Important Document Too Often Overlooked by Contractors
by: Kenneth Grossbart — Abdulaziz, Grossbart & Rudman
A written construction contract is a very important document that is overlooked by too many contractors. A contract is the best tool with respect to proving what was agreed upon, especially in the case of a dispute. There is no one-stop construction contract for all projects. What is required and what should be included in a contract will depend on the type of work performed, who the client is, what the amount of the contract is, the parties to the contract, if the contractor has been disciplined, etc.
What works for one project or with one contractor, may not work for another. Given the numerous types of projects and contracts available (home improvement, service and repair, new residential construction, commercial, and residential under $500, as well as subcontract or master subcontract agreements between contractors), the initial decision a contractor needs to make is what type of contract should be used on a particular project. Please visit our website www.agrlaw.com for additional information required on contracts.
After determining the type of contract needed, it becomes easy to determine the legally required clauses for that contract. The next determination would be the remaining contract clauses or terms to be incorporated into the contract. The essential terms to any construction contract will include: the names of the parties, the parties addressed, the jobsite address and description, scope of work, contract price, time for performance, and time for payment.
The remaining contract terms can be broken down into a couple of categories. First, those terms required by insurance carriers in the event of a claim, or required to be incorporated by the contract documents. Most insurance policies require upper-tier contractors to have a written contract with their subcontractor that includes indemnity provisions, which basically shift the defense of every claim and coverage for the claim to the subcontractor, regardless of fault. Insurance clauses typically include a requirement to name the contractor and owner as additional insureds, and to bear the risk of loss during construction. Most direct/prime contracts will require that the subcontracts have the same warranty terms as in the prime contract so that the owner is protected.
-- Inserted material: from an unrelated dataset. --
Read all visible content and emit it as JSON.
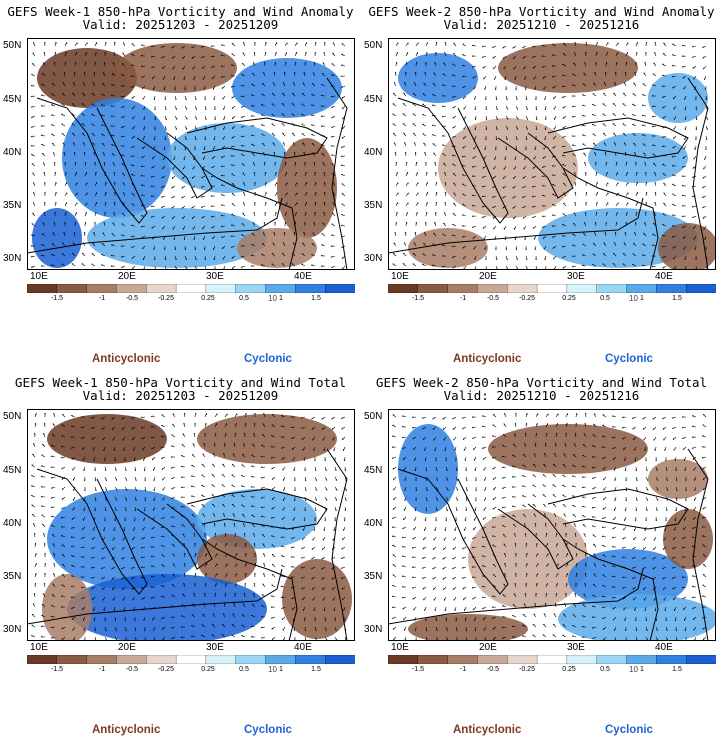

Next are the contract terms that are helpful or necessary to govern in the event of a dispute. These clauses can include clauses governing delay, requiring mediation or arbitration, imposing the right to attorney's fees in a dispute, termination for convenience or cause, increase in material costs, retention, and reservation of rights to name a few. The dispute resolution clause could turn out to be one of the most important clauses in the contract, should a dispute arise because it could save time and money in the long run having the dispute procedures laid out rather than having to go through court to argue how to dispute the matter. Construction contracts purchased from a professional and knowledgeable source (trade Association or builders' exchanges) or even directly from a construction attorney are your best bet to make sure that you have a contract that works for you and your business.